By Colleen Goko
JOHANNESBURG -South Africa’s tax authority is lagging behind projections required to secure an additional 35 billion rand ($2.0 billion) in revenue, data from the National Treasury revealed, though it is on track to meet its 2025/26 baseline target.
The South African Revenue Service (SARS) has collected approximately 39.3 billion rand so far this fiscal year, surpassing the 37.5 billion rand needed to meet its baseline goal of 100 billion rand, which the debt collection agency achieved in the 2024/25 fiscal year.
However, the collections fall short of the 49.3 billion rand needed to stay on course for the higher target aimed at easing fiscal pressures.

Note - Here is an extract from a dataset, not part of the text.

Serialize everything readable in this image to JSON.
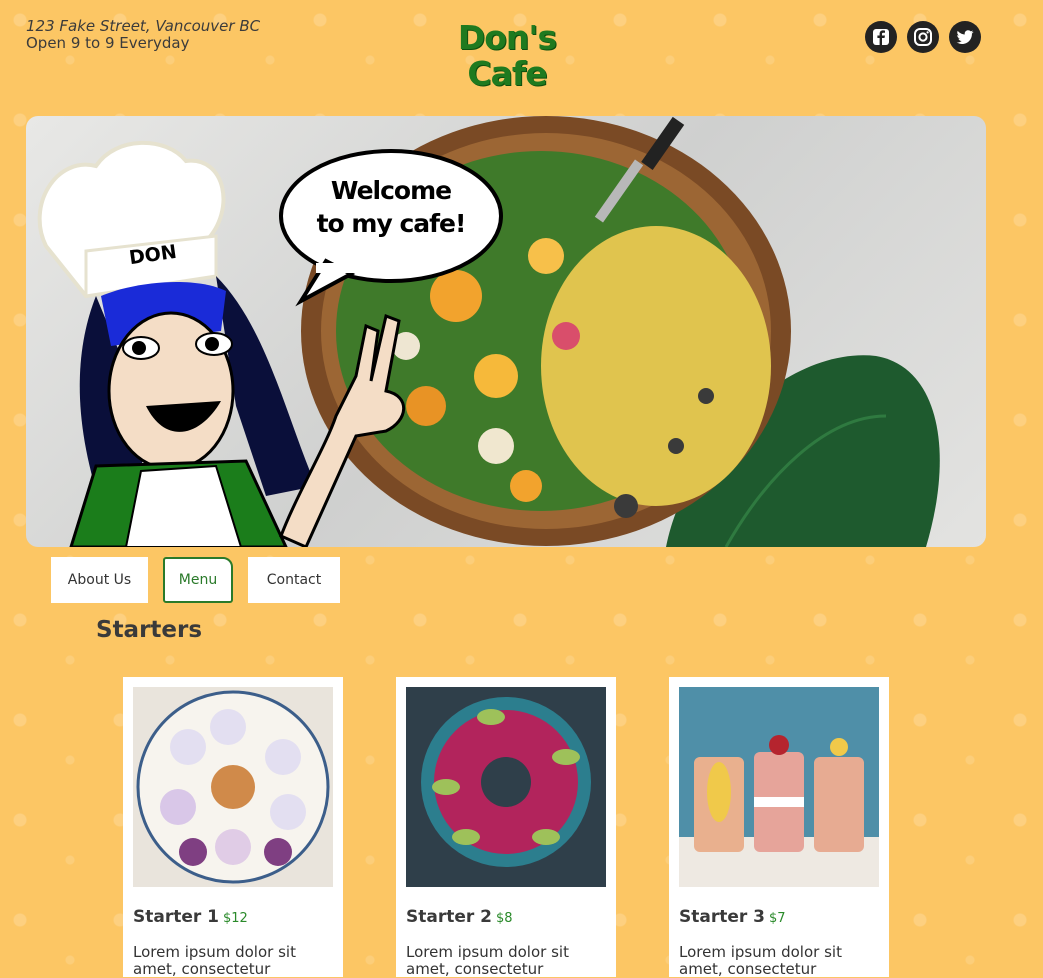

Finance Minister Enoch Godongwana has warned that spending cuts may be unavoidable if revenue fails to meet expectations.
Earlier this year, Godongwana said exceeding the target could eliminate the need for an additional 20 billion rand in taxes planned for 2026/27, as the government seeks to contain debt projected to peak at 77.4% of GDP.
Political resistance to tax increases has posed challenges for the minister, who has prioritized maintaining fiscal credibility amid South Africa’s economic strains. SARS’s published figures include monthly cash collection profiles to track progress against targets.
Godongwana will present the nation’s medium-term budget policy statement in November.